Wednesday, April 11, 2018

Is Sprint Merger with T-Mobile US Possible? Would it Succeed?

With the news that Sprint and T-Mobile US are once again talking about a merger, it is worthwhile to note that big mergers of almost any sort have a high failure rate, or fail to deliver promised strategic advantages.

According to one study by KPMG, perhaps 83 percent of studies U.S. mergers actually failed, in terms of increasing equity value of the new entities.

About 32 percent of merged firms showed equity value increase, while almost 70 percent actually reduced shareholder worth or, at best, were neutral.

Perhaps tellingly, the amount of increase--where it happened--is arguably less than if the firms had not merged, KPMG found.

Of course, that gamble obviously gets taken frequently, in the telecom and other markets. Sometimes “being early” is as bad as “being too late.” Recall that back in 1998, AT&T, then a long-distance voice provider, acquired the largest U.S. cable TV provider, Tele-Communications Inc., in a $48 billion deal.

The logic was simple. AT&T owned no local access networks, and needed such assets to compete with the former Regional Bell Operating Companies, which provided local access, but were moving into the long distance and other new lines of business.

As crazy as it might seem in retrospect, the big prize was viewed as the ability to use TCI’s cable TV assets to provide local phone service, not the ability to enter the video entertainment business. The internet access business was yet nascent, and while viewed as an advantage, it was the local phone revenue streams that drove the transaction logic.

Nor was that the first such proposed deal. In 1993, RBOC Bell Atlantic Corp. also tried to buy TCI for $16.7 billion, less to support its long distance voice operations but to gain leverage in the coming “information superhighway” arena (internet and content). The deal would, at that time, have been the largest-ever U.S. merger.
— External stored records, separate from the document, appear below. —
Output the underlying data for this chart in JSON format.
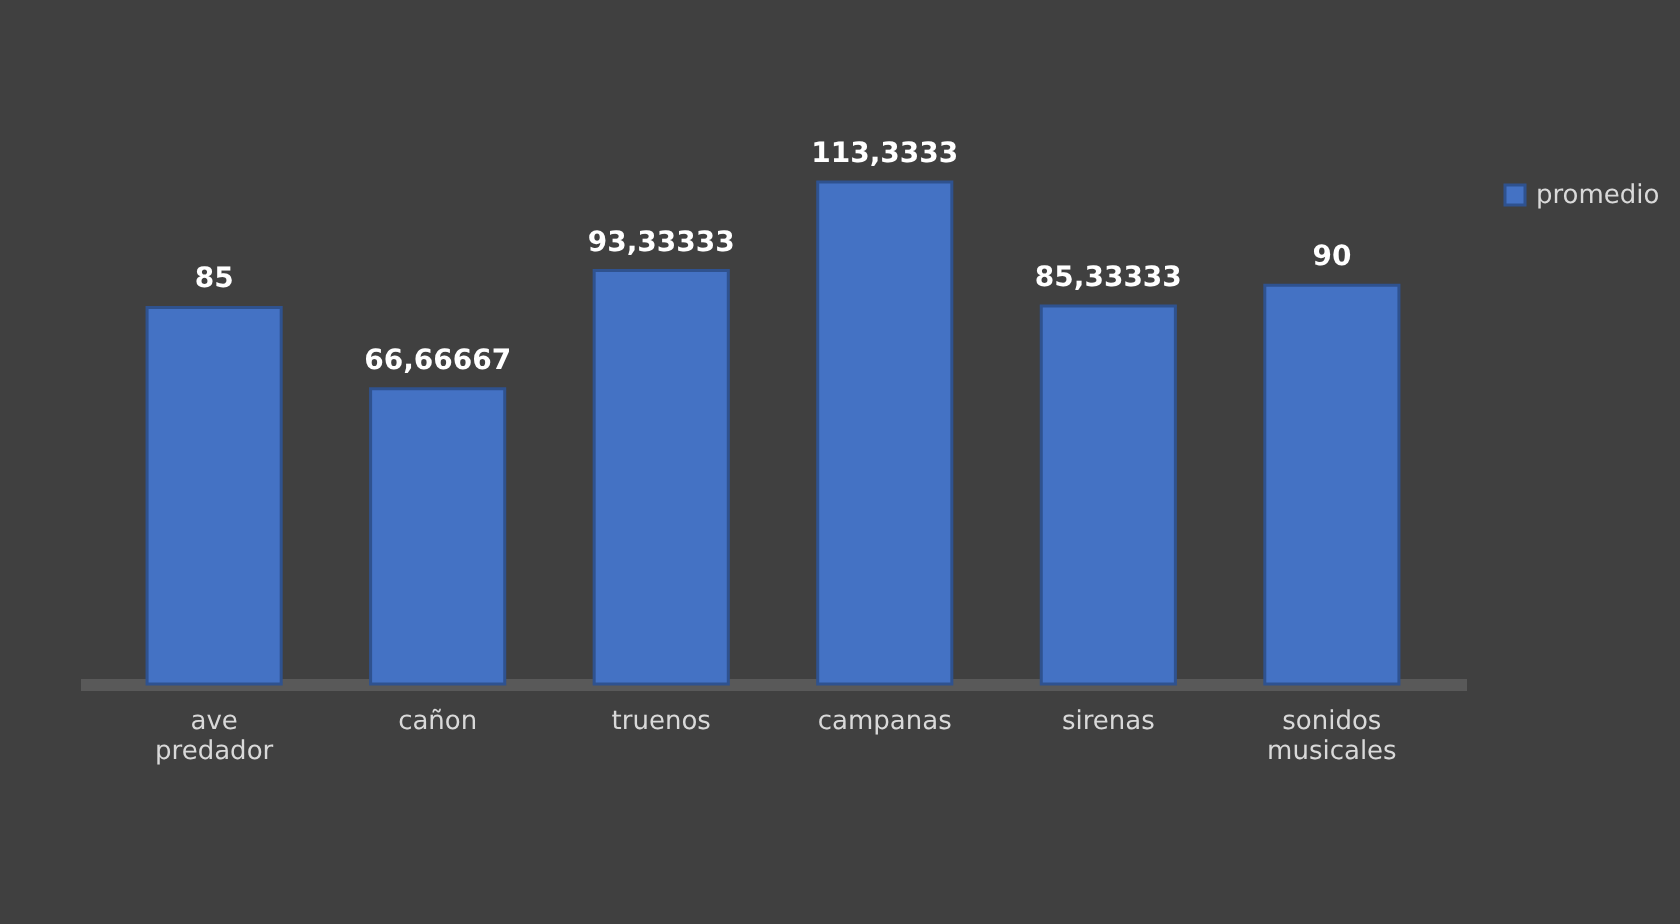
{
  "chart_data": {
    "type": "bar",
    "categories": [
      "ave predador",
      "cañon",
      "truenos",
      "campanas",
      "sirenas",
      "sonidos musicales"
    ],
    "series": [
      {
        "name": "promedio",
        "color": "#4472c4",
        "values": [
          85,
          66.66667,
          93.33333,
          113.3333,
          85.33333,
          90
        ],
        "value_labels": [
          "85",
          "66,66667",
          "93,33333",
          "113,3333",
          "85,33333",
          "90"
        ]
      }
    ],
    "legend": "right",
    "grid": false,
    "tick_labels": "x"
  }
}
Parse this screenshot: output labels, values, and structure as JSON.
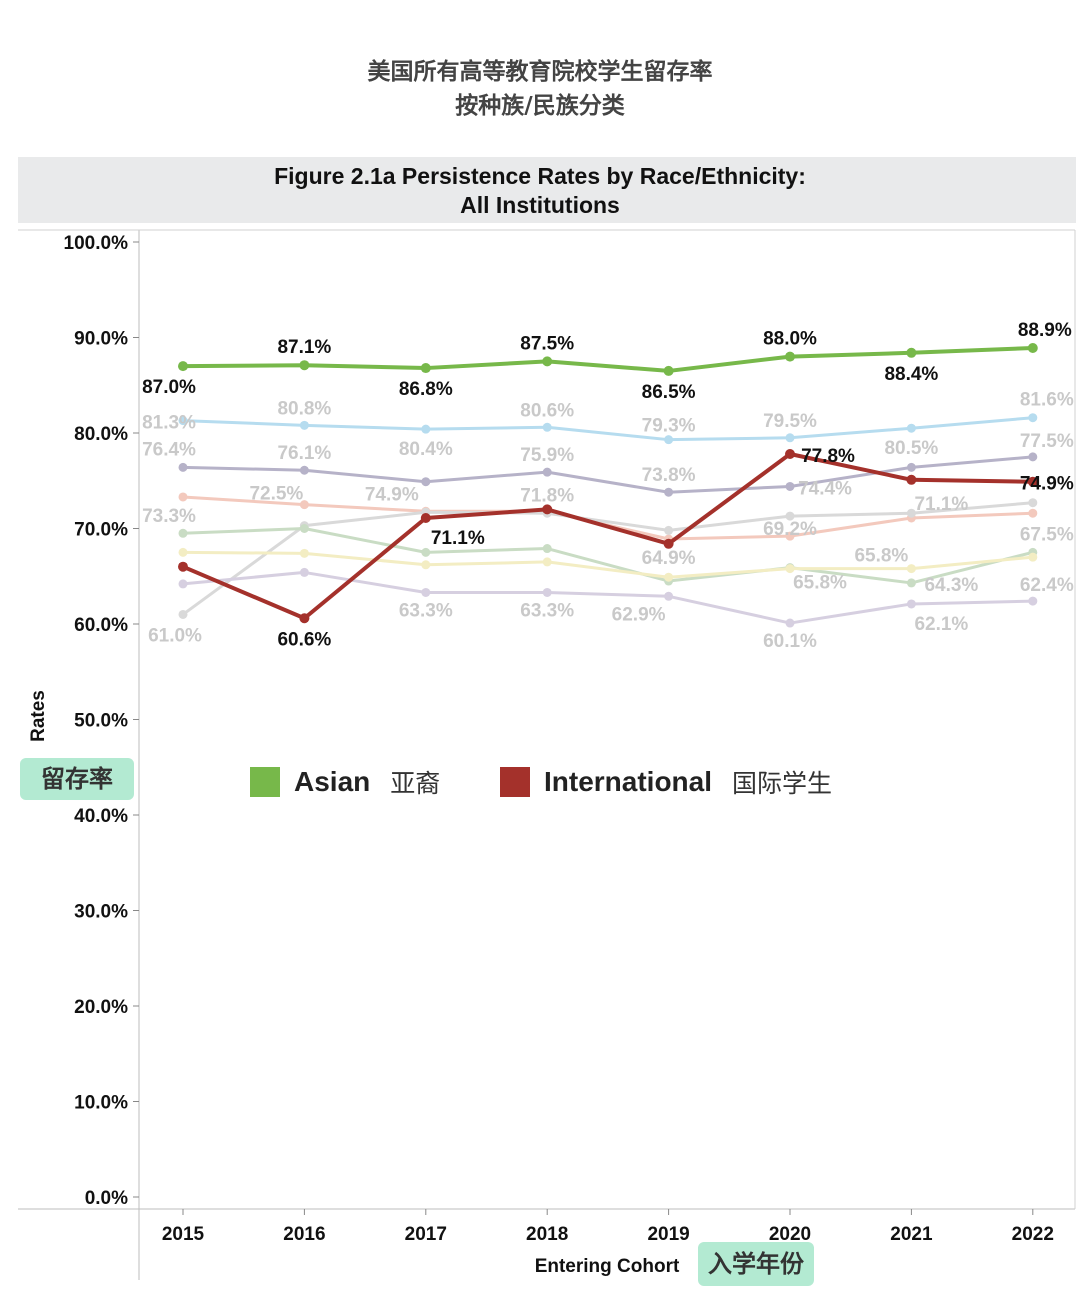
{
  "header": {
    "zh_title_line1": "美国所有高等教育院校学生留存率",
    "zh_title_line2": "按种族/民族分类",
    "figure_title_line1": "Figure 2.1a Persistence Rates by Race/Ethnicity:",
    "figure_title_line2": "All Institutions"
  },
  "annotations": {
    "y_axis_zh": "留存率",
    "x_axis_zh": "入学年份"
  },
  "legend": [
    {
      "label": "Asian",
      "zh": "亚裔",
      "color": "#77b84a"
    },
    {
      "label": "International",
      "zh": "国际学生",
      "color": "#a4312b"
    }
  ],
  "chart_data": {
    "type": "line",
    "title": "Figure 2.1a Persistence Rates by Race/Ethnicity: All Institutions",
    "xlabel": "Entering Cohort",
    "ylabel": "Rates",
    "ylim": [
      0,
      100
    ],
    "y_ticks": [
      "0.0%",
      "10.0%",
      "20.0%",
      "30.0%",
      "40.0%",
      "50.0%",
      "60.0%",
      "70.0%",
      "80.0%",
      "90.0%",
      "100.0%"
    ],
    "categories": [
      "2015",
      "2016",
      "2017",
      "2018",
      "2019",
      "2020",
      "2021",
      "2022"
    ],
    "grid": false,
    "legend_position": "center",
    "series": [
      {
        "name": "Asian",
        "color": "#77b84a",
        "highlight": true,
        "values": [
          87.0,
          87.1,
          86.8,
          87.5,
          86.5,
          88.0,
          88.4,
          88.9
        ],
        "labels": [
          "87.0%",
          "87.1%",
          "86.8%",
          "87.5%",
          "86.5%",
          "88.0%",
          "88.4%",
          "88.9%"
        ]
      },
      {
        "name": "International",
        "color": "#a4312b",
        "highlight": true,
        "values": [
          66.0,
          60.6,
          71.1,
          72.0,
          68.4,
          77.8,
          75.1,
          74.9
        ],
        "labels": [
          "",
          "60.6%",
          "71.1%",
          "",
          "",
          "77.8%",
          "",
          "74.9%"
        ]
      },
      {
        "color": "#b6dcef",
        "highlight": false,
        "values": [
          81.3,
          80.8,
          80.4,
          80.6,
          79.3,
          79.5,
          80.5,
          81.6
        ],
        "labels": [
          "81.3%",
          "80.8%",
          "80.4%",
          "80.6%",
          "79.3%",
          "79.5%",
          "80.5%",
          "81.6%"
        ]
      },
      {
        "color": "#b6b2c8",
        "highlight": false,
        "values": [
          76.4,
          76.1,
          74.9,
          75.9,
          73.8,
          74.4,
          76.4,
          77.5
        ],
        "labels": [
          "76.4%",
          "76.1%",
          "74.9%",
          "75.9%",
          "73.8%",
          "74.4%",
          "",
          "77.5%"
        ]
      },
      {
        "color": "#f3c9bd",
        "highlight": false,
        "values": [
          73.3,
          72.5,
          71.8,
          71.8,
          68.9,
          69.2,
          71.1,
          71.6
        ],
        "labels": [
          "73.3%",
          "72.5%",
          "",
          "71.8%",
          "",
          "69.2%",
          "71.1%",
          ""
        ]
      },
      {
        "color": "#d9d9d9",
        "highlight": false,
        "values": [
          61.0,
          70.3,
          71.7,
          71.6,
          69.8,
          71.3,
          71.6,
          72.7
        ],
        "labels": [
          "61.0%",
          "",
          "",
          "",
          "",
          "",
          "",
          ""
        ]
      },
      {
        "color": "#c9dcc4",
        "highlight": false,
        "values": [
          69.5,
          70.0,
          67.5,
          67.9,
          64.5,
          65.9,
          64.3,
          67.5
        ],
        "labels": [
          "",
          "",
          "",
          "",
          "",
          "",
          "64.3%",
          "67.5%"
        ]
      },
      {
        "color": "#f3edc3",
        "highlight": false,
        "values": [
          67.5,
          67.4,
          66.2,
          66.5,
          64.9,
          65.8,
          65.8,
          67.0
        ],
        "labels": [
          "",
          "",
          "",
          "",
          "64.9%",
          "65.8%",
          "65.8%",
          ""
        ]
      },
      {
        "color": "#d6cfe0",
        "highlight": false,
        "values": [
          64.2,
          65.4,
          63.3,
          63.3,
          62.9,
          60.1,
          62.1,
          62.4
        ],
        "labels": [
          "",
          "",
          "63.3%",
          "63.3%",
          "62.9%",
          "60.1%",
          "62.1%",
          "62.4%"
        ]
      }
    ]
  }
}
In retrospect, the whole strategic thrust was misplaced, as the voice business was at the cusp of major decline as a driver of revenue and profit. At the time, voice conservatively was described as a $100 billion annual business.”


Presumably that referred to the amount of local access revenue, as total fixed network revenues  in 1998 were closer to $246 billion. In 1999, long distance voice alone represented about $111 billion.

The point is that the big revenue upside driving the AT&T merger with TCI was viewed as local voice services.

Instead, U.S. voice line usage peaked around 2000, with revenues peaking about 2002. And revenue growth shifted to mobility (product substitution) and internet access (fixed network).

So the question is whether a merger of Sprint and T-Mobile US, intended to strengthen the new firm’s ability to compete against Verizon and AT&T in the mobile segment, is any better, as a strategy, than spending capital and effort to gain share in the voice business was in 1998.

It already seems possible that revenue growth and value are shifting again. Where voice growth was replaced by revenue gains from mobile substitution and fixed network internet access and entertainment video, so one might well ask whether growth in the next phase might shift again.

Already, observers predict that the value of a fixed network is shifting, with more value driven by small cell backhaul and enterprise customers. Mobile account and internet access revenue growth is flat.

Others might argue that the whole point of consolidation (Sprint combining with T-Mobile US) is the ability to raise prices in the mobile segment of the business, which is the practical meaning of the argument that a merged entity could better compete with the likes of AT&T and Verizon.

On a practical level, since antitrust regulators signaled a year ago that such a combination would be challenged, it is not clear that anything major has changed.

A few such horizontal mergers have been opposed in recent years (AT&T plus T-Mobile US; Sprint plus T-Mobile US; Comcast plus Time Warner Cable). And even though vertical mergers that do not reduce the number of competitors in a market have been cleared (Comcast plus NBCUniversal; AT&T plus DirecTV), even some proposed vertical mergers (AT&T plus Time Warner) are being challenged by antitrust authorities.

One key question is the minimum number of suppliers needed to ensure reasonable levels of competition. It is empirically unclear whether, in any market, the minimum number of suppliers is as low as two, or as high as four.

It is possible that three major contestants would still provide reasonable competition in the mobile market, even if such consolidation also allows more pricing power within the market. Of course, the markets are in motion. Long-term roles for fixed and mobile operators are fluid; new competitors are emerging and revenue sources are evolving.

At some point, when Comcast and Charter emerge as bigger providers, possibly as facilities-based suppliers, such a merger might not have the same consequences. Or, alternatively, it is possible that a Comcast or Charter actually becomes the owner of one or both of those assets.

In principle, that leaves open the possibility that the “mobile market” could still be lead by four providers (Verizon, AT&T, Comcast and Charter, each owning either Sprint or T-Mobile US). ]

Other combinations also are possible, of course.

The point is that antitrust action that was signaled a year ago still seems likely, should a Sprint-T-Mobile US merger be proposed again. And even if unopposed, the likelihood of long-term sustainable success is somewhat doubtful (the markets are changing and big mergers fail more than they succeed).